The older I get, the more my clothes look the same. While everyone knows fashion moves in cycles, it's not easy to predict which styles will be fads and which staples. Denim is always in - but every season invariably introduces novelty. Coloured, rhinestoned, embroidered, studded, tassled and stressed denim might look ultra-fashionable one season only to seem horribly dated 90 days later. So this season, when the fickle fashion goddess prescribed horizontal stripes, plastic accessories and off-the-shoulder tops, I gave up shopping altogether. The 80s are back, for the third time, and I'm resisting this revival.
Sure, clothing is a form of self-expression. But really, we should feel oppressed to be informed, for example, that yellow is a difficult colour. More to the point, 80s fashion is ugly. Contrary to common belief, looking stylish is not synonymous with looking good.
I was in grade school during the original 80s. While my older sister spent hours crimping her hair and outlining her eyes in electric-blue liner, I was busy escaping her attempts to do my hair. She eventually turned to her Barbie.
When that went terribly wrong, guess who inherited the Barbie? Yes, everything operates in cycles.
The 80s heralded acid-wash denim, which went out before it came in (except in Quebec, where it continues to enjoy popularity along with Labatt's 50 and the mullet).
And lest you forget, 80s style included such regrettable items as the bubble skirt, the banana clip, the jelly shoe, the shoulder pad and the upturned collar.
The second coming took hold during the mid-90s.
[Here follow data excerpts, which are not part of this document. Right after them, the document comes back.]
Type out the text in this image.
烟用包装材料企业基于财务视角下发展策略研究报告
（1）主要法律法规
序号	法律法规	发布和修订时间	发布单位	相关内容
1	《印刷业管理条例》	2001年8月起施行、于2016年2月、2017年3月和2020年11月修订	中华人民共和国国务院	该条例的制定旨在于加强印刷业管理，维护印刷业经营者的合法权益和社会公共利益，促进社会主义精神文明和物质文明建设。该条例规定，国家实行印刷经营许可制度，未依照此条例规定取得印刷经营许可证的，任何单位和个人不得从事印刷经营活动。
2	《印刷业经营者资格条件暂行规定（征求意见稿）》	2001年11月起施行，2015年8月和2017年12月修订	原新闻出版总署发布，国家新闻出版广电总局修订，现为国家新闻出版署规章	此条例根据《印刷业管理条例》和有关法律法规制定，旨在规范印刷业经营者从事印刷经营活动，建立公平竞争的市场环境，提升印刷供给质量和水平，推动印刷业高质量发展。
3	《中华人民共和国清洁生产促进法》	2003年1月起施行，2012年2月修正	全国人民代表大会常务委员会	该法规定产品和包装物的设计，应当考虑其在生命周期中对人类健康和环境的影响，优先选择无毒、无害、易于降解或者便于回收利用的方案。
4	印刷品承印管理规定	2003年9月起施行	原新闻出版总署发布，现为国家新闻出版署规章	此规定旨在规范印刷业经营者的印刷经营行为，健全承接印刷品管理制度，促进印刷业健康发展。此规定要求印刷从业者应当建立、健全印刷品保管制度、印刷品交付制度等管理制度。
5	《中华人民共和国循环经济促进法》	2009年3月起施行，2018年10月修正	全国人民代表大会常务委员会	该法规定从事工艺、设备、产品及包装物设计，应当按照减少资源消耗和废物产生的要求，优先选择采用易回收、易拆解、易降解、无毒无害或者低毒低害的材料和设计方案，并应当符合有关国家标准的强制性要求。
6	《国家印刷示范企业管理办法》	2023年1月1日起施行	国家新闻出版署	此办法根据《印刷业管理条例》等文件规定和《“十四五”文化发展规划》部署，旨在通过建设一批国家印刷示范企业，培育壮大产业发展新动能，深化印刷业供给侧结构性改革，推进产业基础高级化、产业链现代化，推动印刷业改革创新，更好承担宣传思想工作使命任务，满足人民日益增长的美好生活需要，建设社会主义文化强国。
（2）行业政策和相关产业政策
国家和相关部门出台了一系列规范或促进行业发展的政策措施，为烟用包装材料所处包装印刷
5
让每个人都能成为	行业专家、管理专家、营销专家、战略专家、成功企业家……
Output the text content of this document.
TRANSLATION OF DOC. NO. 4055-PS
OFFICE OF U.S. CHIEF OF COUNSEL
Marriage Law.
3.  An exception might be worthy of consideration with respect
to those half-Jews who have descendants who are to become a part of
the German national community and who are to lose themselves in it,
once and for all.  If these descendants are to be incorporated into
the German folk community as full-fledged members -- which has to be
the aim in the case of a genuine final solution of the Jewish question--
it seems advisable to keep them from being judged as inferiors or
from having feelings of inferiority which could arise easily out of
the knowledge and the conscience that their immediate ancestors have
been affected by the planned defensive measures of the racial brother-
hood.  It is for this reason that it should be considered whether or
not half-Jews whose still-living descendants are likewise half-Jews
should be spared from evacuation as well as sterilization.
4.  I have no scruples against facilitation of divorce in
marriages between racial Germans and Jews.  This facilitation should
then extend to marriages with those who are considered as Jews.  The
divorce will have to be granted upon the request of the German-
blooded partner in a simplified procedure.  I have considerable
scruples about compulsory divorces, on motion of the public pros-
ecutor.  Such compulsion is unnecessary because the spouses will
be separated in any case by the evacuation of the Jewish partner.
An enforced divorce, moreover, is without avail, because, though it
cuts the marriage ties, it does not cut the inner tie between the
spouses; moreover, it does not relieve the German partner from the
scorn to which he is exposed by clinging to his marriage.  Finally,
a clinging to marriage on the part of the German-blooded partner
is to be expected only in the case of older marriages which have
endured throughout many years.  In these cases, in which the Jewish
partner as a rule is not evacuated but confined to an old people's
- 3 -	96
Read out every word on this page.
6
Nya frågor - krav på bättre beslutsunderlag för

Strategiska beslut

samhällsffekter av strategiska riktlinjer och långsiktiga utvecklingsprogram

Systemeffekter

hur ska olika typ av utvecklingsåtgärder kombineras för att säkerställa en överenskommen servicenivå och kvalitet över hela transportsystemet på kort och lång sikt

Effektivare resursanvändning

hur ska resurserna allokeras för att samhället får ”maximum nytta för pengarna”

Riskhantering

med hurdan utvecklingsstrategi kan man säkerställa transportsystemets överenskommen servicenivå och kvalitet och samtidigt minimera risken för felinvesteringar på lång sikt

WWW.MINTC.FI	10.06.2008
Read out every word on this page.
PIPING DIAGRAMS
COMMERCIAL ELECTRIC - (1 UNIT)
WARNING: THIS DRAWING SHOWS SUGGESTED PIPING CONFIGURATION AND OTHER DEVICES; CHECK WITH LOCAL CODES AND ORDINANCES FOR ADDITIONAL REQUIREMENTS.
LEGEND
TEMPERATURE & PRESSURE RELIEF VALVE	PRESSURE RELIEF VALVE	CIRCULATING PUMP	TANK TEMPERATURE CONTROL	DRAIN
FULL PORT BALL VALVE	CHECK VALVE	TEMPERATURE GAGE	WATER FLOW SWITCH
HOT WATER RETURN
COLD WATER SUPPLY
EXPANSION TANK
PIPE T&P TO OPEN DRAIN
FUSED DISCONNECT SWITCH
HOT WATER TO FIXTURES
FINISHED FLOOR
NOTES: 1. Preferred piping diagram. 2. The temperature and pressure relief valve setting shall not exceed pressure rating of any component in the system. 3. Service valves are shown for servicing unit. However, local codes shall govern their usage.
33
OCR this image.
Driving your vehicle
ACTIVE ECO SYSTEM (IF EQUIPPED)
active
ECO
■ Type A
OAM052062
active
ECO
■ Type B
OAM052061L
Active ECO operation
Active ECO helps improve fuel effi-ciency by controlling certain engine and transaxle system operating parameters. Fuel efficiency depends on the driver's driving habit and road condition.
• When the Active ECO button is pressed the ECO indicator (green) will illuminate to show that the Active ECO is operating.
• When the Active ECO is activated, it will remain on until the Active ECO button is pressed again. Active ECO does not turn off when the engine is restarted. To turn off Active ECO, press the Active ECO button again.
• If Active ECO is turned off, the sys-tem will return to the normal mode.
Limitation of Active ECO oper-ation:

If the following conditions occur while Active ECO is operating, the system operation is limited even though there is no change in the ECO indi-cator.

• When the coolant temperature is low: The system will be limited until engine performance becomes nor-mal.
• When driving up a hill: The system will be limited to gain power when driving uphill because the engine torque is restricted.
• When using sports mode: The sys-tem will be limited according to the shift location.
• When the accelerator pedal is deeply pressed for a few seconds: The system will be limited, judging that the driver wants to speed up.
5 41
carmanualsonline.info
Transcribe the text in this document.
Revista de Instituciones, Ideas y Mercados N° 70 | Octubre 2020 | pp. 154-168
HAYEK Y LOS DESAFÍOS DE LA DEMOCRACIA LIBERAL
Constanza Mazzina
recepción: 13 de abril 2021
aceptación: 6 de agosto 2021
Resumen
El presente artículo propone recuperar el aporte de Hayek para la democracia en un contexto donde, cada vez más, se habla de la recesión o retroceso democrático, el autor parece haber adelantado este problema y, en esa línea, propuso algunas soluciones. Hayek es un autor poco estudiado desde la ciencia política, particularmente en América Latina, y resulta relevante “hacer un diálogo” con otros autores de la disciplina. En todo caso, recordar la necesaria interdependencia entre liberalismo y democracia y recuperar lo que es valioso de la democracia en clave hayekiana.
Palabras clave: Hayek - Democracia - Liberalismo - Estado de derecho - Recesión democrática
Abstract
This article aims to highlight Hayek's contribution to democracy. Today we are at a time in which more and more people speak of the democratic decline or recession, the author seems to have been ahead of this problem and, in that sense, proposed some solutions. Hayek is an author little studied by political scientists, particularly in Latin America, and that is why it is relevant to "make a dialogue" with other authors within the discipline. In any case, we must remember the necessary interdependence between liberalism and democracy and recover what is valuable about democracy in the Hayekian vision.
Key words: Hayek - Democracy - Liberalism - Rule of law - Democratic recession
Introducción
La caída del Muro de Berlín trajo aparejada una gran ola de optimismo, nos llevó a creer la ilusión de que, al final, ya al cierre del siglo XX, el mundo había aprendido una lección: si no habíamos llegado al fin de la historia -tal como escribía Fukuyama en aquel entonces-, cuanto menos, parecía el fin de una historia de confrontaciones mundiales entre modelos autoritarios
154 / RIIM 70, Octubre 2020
While the fashion world remained largely immune to the scourge of John Hughes nostalgia, clubs across the city exhumed the rotting corpse that is the retro 80s night.
Yuppies who'd never gone to clubs before suddenly came out of their self-imposed exile in the suburbs to pay homage at the dance monolith of the time, the Whiskey Saigon. They Shouted. They Pushed It. And then they drove home drunk.
The third coming was inaugurated in Montreal. Its anthem was Tiga's now legendary electro remix of Corey Hart's I Wear My Sunglasses At Night. Mirroring the overnight success of Corey Hart himself, the 80s became all the rage in Montreal. They loved it. Loved it.
Overnight, techno parties became obsolete. Driving beats had been replaced by the dissonant click, clang, beep and occasional silences of early Euro electro. It was esoteric, avant-garde and entirely undanceable.
But no matter - stylish Montrealers embraced the fad wholesale.
And like a flock of lemmings, Toronto followed.
Garish plastic accessories are now this season's toast - jelly bracelets, bangles, gaudy earrings - the perfect accoutrements to complement that hair à la Duran Duran, one side feathered back, the other side feathered down.
Fishnet has become the fabric de jour, so adaptable not only for stockings but for shirts and gloves, too. No mistake, the look of the season is Big, Loud and Cheap.
Judge Judy once quipped, "Beauty fades, dumb is forever." While some would have you believe it's the height of fashion, the 80s aesthetic has been the butt of jokes for decades, and there's no reason to believe it won't be again. Some trends come back because they're classics. Others are resurrected like multi-volume B-movie slasher flicks.
As for me, I'm hanging onto my wallet and waiting out the 90 days. I know from experience that turquoise off-the-shoulder sweaters won't be back for another 15 years.